Today is my baby girls 2nd birthday. She came into my life in all respects in a unexpected flash, from the positive pregnancy test in the bathroom at work, to the amazing comfort I felt the first time I heard her heartbeat at the doctor, to those first fluttering movements low in my stomach, the first images of her on the ultrasound screen, the comfort of feeling her grow and move and not knowing she was a she. The memory of her birth is one of the proudest moments I have as a woman. I was induced with Evie and had an epidural and an easy slow, controlled birth. It was perfect as it was exactly what I had planned. Nora has proven from day one that she makes her own plans and goes her own way on her own time. I was scheduled to be induced on November 4, 2010 due to low amniotic fluid. On Saturday October 30, 2010 Eleanor Reagan was born after 4 hours of unintentional unmedicated labor.

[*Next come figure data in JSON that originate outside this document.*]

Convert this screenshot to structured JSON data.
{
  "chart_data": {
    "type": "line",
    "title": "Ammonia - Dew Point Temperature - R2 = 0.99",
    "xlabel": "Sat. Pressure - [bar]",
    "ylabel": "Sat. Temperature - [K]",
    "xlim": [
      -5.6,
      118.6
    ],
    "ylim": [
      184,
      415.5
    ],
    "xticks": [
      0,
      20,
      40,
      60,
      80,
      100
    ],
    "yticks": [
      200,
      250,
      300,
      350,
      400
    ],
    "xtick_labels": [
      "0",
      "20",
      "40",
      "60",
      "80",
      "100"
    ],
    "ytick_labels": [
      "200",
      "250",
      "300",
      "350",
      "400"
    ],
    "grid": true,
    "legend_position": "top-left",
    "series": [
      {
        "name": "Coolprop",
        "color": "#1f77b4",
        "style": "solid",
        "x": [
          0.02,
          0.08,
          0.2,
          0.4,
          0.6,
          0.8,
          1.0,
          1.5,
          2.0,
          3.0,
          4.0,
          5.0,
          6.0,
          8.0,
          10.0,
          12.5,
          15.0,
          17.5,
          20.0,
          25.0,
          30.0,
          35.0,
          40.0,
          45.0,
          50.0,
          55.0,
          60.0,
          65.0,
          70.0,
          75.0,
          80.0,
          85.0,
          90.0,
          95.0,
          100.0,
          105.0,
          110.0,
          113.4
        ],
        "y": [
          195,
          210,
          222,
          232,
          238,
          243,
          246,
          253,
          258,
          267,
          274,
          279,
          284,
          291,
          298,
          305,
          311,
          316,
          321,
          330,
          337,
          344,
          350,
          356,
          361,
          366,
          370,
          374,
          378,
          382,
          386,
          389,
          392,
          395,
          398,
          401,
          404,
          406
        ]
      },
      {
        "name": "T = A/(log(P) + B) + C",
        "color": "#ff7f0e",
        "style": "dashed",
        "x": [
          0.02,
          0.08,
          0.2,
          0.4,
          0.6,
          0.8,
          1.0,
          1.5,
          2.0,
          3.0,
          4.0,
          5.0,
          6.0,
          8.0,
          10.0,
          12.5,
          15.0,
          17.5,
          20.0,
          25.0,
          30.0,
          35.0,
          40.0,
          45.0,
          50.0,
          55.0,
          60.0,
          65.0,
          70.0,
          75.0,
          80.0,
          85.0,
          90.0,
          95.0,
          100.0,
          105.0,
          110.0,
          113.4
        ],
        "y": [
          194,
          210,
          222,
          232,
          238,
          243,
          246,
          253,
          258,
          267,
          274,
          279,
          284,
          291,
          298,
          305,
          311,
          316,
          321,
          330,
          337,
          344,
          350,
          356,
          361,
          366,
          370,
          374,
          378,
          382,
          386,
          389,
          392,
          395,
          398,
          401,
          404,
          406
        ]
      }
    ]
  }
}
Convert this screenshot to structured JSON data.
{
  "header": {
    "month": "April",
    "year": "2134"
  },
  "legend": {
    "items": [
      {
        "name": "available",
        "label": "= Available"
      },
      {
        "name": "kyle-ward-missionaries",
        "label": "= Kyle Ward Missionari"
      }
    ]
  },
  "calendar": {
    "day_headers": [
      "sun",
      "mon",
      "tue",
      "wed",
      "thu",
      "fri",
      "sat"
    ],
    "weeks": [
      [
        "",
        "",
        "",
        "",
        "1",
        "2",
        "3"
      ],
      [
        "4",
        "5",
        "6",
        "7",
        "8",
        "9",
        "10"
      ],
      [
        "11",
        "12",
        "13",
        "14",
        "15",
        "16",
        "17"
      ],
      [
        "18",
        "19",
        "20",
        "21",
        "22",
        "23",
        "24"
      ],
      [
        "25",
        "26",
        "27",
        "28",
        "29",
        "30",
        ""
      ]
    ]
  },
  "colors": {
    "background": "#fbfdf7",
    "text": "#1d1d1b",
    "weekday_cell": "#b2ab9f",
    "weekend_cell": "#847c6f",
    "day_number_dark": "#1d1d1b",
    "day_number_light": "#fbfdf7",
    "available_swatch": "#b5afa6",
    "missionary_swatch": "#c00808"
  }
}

I never intended to have an unmedicated birth, I did not prepare for one or learn about breathing methods etc. When my contractions started I honestly didn’t think much of them as they weren’t horrifically painful like I thought they would be so I just pushed through my day. When at about 12:30 they were getting pretty strong and regular I headed to the hospital. I remember that being one of the most uncomfortable car rides ever. We got to the hospital and they began to check to see how dilated I was, and I remember very vividly stating that if I wasn’t at at least 4cm so I could be admitted I might hurt someone. Little did I know that I had been in full transition during the car ride and I was dilated to almost 10cm. I discovered that there is a benefit to a baby being positioned posterior, which is that it can prevent a unintential home birth in those women (now me included) who wait too long to get to the hospital. It took one push to flip Nora into the birthing position and 2 more pushes to get her out into this world. She came into this world in flash of drama and panic and showed me the incredible things my body could do. The minute I saw her tiny little body, all the chaos went silent…all the pain was gone, the whole world went fuzzy except for the tiny little girl who was mine.
She was alert, and awake and here, finally here. As a mom you spend roughly 36 weeks (since the first 4 don’t “count”) waiting to meet this life you are growing. You spend the time waiting in doctors offices or late at night when their acrobatics keep you awake wondering who they are going to be, what they are going to look like. I can’t explain the feeling you get at that moment when you first see your child, hold them, smell them and say welcome to the world.
Today begins the day of the terrific and terrible twos, she walks, talks, sings, plays, feeds herself and loves everything covered in syrup. She’s has outgrown the baby section of baby Gap. There is something so bittersweet at saying goodbye to the baby stage of your child’s life, but being excited about all the new adventures that are awaiting them. Nora is losing her baby smell, and really only has it right after bath time when I have lathered her in Johnson and Johnson’s baby soap. Every so often I get a glimpse of her babyness, and those moments are getting fewer and fewer. Evie and I get to sing Happy Birthday sweet Baby Nora…..You and your sister are my lifeblood and the happiness in my soul. Here is a look back at your last 2 beautiful years.
Happy Birthday my sweet girl. I can’t wait to see and experience all life has to offer you. There are so many more adventures for us to have and mountains for us to conquer. You will forever be my Baby Nora.